Blog

 

How Much Should You Ask For? – Three Steps for Deciding Major Gift Levels

14th October 2018

If you are seeking to develop a major gifts programme from scratch here are three simple steps you can take to decide the major gift levels for fundraising appeals and face to face asks.

First, you need to determine what is a ‘major gift’ to your charity. For some of my clients a major gift is a donation of £25,000, or £10,000 while for some others a major gift is a donation of £300,000 or more. So, if you are starting out in major donor fundraising make some time today or tomorrow to look at your charity’s database to identify the largest single gifts made to your charity in the last 3 – 5 years. If you want to focus on individuals only make sure you exclude legacy gifts and gifts from trusts, churches or events.

Examine the range of gifts more closely and use the information you have to create some major giving ranges for one-off gifts which might look like:

£500 –  £1000  (10 donors)

£1,001  – £2,500  (17 donors)

£2,5001 – £5,000 (7 donors)

£5,001 – £10,000  (4 donors)

£10,000+  (5 donors)

Secondly,  within each giving range determine what amount is the mode of that range – that is the amount that appears most often within that giving range. I often use the mode as the first  money handle in fundraising appeals or face to face asks to major donors.

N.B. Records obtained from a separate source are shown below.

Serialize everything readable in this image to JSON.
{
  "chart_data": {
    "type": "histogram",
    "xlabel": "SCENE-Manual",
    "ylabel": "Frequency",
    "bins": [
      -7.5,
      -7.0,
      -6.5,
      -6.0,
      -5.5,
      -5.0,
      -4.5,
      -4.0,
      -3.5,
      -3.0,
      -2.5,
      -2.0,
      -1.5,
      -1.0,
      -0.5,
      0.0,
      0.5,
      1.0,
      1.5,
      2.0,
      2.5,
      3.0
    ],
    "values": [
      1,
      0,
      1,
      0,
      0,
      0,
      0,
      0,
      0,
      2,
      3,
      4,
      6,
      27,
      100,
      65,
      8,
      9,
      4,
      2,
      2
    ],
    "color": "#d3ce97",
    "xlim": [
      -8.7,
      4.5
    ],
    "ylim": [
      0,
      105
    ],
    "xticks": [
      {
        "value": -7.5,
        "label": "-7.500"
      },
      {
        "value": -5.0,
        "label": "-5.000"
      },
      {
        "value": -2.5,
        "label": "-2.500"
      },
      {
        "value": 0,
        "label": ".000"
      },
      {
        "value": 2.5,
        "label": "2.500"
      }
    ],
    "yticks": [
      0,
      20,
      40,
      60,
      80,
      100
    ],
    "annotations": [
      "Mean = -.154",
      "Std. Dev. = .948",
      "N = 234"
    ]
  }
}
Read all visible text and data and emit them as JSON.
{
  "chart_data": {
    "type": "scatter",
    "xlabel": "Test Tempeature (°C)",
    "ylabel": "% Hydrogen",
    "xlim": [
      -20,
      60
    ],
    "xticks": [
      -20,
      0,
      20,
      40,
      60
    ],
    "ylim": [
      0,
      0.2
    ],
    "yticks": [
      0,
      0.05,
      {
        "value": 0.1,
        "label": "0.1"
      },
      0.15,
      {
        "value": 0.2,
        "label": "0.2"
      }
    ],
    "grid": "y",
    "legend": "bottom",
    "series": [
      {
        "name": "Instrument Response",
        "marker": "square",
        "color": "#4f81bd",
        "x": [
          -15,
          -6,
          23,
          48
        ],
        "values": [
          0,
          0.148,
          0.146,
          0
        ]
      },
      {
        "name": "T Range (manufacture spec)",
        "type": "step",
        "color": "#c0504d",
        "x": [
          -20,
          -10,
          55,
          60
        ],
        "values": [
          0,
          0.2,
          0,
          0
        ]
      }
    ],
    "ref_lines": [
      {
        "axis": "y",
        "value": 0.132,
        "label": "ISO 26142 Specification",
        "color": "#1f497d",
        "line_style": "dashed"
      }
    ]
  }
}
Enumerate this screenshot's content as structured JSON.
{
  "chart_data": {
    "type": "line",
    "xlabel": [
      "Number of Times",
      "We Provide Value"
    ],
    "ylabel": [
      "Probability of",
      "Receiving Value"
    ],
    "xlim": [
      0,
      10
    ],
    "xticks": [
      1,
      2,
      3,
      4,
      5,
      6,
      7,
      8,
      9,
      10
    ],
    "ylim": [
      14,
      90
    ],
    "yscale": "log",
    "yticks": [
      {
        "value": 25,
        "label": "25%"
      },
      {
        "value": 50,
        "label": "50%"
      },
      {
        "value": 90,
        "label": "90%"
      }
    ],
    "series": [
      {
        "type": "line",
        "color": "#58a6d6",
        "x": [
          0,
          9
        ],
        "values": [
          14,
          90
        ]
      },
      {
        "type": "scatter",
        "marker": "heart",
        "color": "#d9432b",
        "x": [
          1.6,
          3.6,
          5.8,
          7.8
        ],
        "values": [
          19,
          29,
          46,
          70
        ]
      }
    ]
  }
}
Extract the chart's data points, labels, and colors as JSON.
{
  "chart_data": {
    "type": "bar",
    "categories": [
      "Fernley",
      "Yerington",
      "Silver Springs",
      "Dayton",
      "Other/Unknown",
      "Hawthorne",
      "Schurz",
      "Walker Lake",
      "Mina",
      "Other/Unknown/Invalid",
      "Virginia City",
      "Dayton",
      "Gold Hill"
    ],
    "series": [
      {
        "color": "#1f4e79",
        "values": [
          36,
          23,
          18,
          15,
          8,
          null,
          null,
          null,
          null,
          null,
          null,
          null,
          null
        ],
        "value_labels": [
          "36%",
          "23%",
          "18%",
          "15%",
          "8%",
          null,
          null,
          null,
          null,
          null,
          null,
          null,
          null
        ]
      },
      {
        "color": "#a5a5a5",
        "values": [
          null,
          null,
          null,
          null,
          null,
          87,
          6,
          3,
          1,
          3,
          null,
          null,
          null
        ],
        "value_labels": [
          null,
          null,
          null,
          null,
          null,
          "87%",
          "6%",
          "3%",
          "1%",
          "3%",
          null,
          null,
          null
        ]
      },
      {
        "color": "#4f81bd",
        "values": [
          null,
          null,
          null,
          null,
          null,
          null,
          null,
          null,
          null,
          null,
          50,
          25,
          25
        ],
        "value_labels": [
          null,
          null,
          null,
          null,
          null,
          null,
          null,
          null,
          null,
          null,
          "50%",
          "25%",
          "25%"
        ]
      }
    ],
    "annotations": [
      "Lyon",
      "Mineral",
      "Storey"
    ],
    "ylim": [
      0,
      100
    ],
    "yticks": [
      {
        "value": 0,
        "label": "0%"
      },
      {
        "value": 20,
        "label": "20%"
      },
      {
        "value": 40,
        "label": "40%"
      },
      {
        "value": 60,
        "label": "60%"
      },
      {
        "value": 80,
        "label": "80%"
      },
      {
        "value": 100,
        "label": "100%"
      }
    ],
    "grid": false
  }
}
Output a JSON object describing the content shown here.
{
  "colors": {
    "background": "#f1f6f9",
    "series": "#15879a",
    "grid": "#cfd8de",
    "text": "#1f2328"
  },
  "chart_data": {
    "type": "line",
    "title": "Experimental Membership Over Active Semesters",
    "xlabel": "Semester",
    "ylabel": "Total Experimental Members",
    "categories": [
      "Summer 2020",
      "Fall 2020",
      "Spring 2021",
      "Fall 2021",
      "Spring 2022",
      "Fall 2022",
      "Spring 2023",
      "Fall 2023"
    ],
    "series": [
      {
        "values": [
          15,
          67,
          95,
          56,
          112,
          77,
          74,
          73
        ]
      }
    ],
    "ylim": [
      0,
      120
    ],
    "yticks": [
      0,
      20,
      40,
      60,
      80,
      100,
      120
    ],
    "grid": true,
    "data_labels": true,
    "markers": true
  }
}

However, because encouraging major donors to give more is as important as retention you should consider asking major donors to give a gift that is for example 10% or even 20% more than the highest gift they have given in the previous year.  This second, increased amount could become the second money handle in your fundraising appeals or face to face meetings with major donors. When appropriate you might even consider major donors to increase their giving by 50% when you know that they have the capacity to give significantly more than they are currently giving.

As a rule of thumb, you should aim to get most of the major donors who gave last year to give again this year and get at least 1 in three of to increase their giving to your charity.

Thirdly, some of your monthly donors are major donors too! If you look at the example above you might think that the charity has just 43 major donors. Right? Wrong!  What about the donors who give say £100 or £300 or even £500 pounds a month?  They might not give £1,000 in one go but they do give £1,200 or £3,000 or more annually.

These donors are often the ones you can upgrade into major donors and legacy donors.

Although you might not have the capacity to do face to face meetings with these donors once you have gathered some useful insights about their giving patterns you can put in place some activities to upgrade their giving also.

For example, you can look at the monthly amounts donated by regular donors who give say £50 or £100 or more monthly to your charity and you can determine what is the mode of monthly donations for different giving ranges – you can use those gift amounts and as money handles in special one off appeals for these donors to encourage them to go the extra mile and support a special project.  You can stretch the gift amounts to a higher level to by adding 20% – 30% to each mode within a giving range data set to upgrade these donors.

Some of these donors who have given regularly to your charity for 5 years or more are also likely to be some of the best prospects for your legacy giving programme.

Whatever you do, using some of these simple calculations will enable you to increase the effectiveness of your major donor fundraising via appeals or face to face meetings.